Já o ExpenseHelper analisou mais de 12,2 mil comprovantes de despesas corporativas e detectou 4.511 anomalias, alcançando taxa de interação de 78,9% com colaboradores.
Para Felipe Borges, as dores apresentadas por grandes corporações durante o Momentum AI refletem desafios que motivaram a construção da arquitetura tecnológica da Voll. “Fragmentação de sistemas, custo de operações manuais, pressão por escala sem perda de qualidade e a dificuldade de transformar experimentos isolados em impacto real de negócio é uma demanda comum a quase todas as empresas”, afirma.

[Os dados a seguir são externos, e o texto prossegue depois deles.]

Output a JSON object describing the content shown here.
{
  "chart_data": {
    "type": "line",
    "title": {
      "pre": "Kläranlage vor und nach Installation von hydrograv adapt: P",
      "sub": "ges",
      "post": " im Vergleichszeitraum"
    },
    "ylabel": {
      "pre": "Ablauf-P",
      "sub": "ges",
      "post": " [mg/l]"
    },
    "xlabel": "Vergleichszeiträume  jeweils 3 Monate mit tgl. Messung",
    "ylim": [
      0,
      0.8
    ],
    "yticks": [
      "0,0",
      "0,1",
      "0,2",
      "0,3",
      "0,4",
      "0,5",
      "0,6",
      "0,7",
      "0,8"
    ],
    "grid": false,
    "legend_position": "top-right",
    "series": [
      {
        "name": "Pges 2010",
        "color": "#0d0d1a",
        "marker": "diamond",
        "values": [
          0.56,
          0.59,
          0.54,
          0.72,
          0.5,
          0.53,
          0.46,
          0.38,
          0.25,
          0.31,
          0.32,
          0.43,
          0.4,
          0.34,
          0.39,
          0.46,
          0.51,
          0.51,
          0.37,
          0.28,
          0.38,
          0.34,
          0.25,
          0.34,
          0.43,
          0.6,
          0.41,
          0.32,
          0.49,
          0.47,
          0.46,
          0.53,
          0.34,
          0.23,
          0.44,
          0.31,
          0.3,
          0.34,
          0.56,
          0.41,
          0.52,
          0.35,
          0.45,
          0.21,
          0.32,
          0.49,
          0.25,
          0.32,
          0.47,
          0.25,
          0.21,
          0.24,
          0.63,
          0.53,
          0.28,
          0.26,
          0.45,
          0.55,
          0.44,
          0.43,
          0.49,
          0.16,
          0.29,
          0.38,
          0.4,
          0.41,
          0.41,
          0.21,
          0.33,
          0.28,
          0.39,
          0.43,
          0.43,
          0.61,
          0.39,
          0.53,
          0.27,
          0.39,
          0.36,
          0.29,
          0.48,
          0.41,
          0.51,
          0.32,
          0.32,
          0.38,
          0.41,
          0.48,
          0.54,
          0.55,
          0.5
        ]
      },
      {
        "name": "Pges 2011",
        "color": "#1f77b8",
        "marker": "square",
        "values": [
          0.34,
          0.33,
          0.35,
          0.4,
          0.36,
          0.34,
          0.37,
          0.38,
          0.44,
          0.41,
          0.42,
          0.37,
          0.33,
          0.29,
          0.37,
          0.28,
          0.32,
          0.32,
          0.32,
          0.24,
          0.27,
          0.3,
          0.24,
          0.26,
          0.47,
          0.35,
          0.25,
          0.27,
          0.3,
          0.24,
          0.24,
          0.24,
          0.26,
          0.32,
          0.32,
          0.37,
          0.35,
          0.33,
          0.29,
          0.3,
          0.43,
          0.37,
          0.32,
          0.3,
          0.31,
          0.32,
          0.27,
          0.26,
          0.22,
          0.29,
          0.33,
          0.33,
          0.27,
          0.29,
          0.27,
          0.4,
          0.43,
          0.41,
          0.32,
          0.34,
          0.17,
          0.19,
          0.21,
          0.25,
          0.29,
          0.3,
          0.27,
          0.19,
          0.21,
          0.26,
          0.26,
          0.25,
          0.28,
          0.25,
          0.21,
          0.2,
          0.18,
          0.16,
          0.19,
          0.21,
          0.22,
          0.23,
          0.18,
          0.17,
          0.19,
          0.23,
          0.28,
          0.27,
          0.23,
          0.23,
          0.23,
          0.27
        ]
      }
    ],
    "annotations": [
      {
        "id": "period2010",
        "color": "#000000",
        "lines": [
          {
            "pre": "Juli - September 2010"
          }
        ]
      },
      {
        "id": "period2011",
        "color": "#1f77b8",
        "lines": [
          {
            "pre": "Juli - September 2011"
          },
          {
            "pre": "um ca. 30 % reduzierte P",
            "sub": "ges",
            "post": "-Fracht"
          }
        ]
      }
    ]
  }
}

Segundo o executivo, o modelo desenvolvido pela companhia acompanha a direção que o mercado internacional começa a consolidar. “São exatamente as dores que nos levaram a construir os agentes de IA da Voll. A arquitetura que desenhamos, com agentes autônomos que monitoram, decidem e agem em tempo real sob supervisão humana, reflete o que o mercado global está convergindo como modelo”, diz.
Atualmente, a Voll atende mais de 300 clientes corporativos. Borges destaca ainda que a inteligência artificial passou a funcionar como uma competência distribuída entre diferentes áreas da empresa, e não apenas concentrada na equipe de tecnologia.
“Lideranças de áreas de negócio na Voll constroem e operam agentes de IA de verdade, aplicados aos seus contextos operacionais. Não é um projeto do time de engenharia entregue para a empresa usar. É uma empresa inteira operando a inteligência como ferramenta de trabalho”, conclui.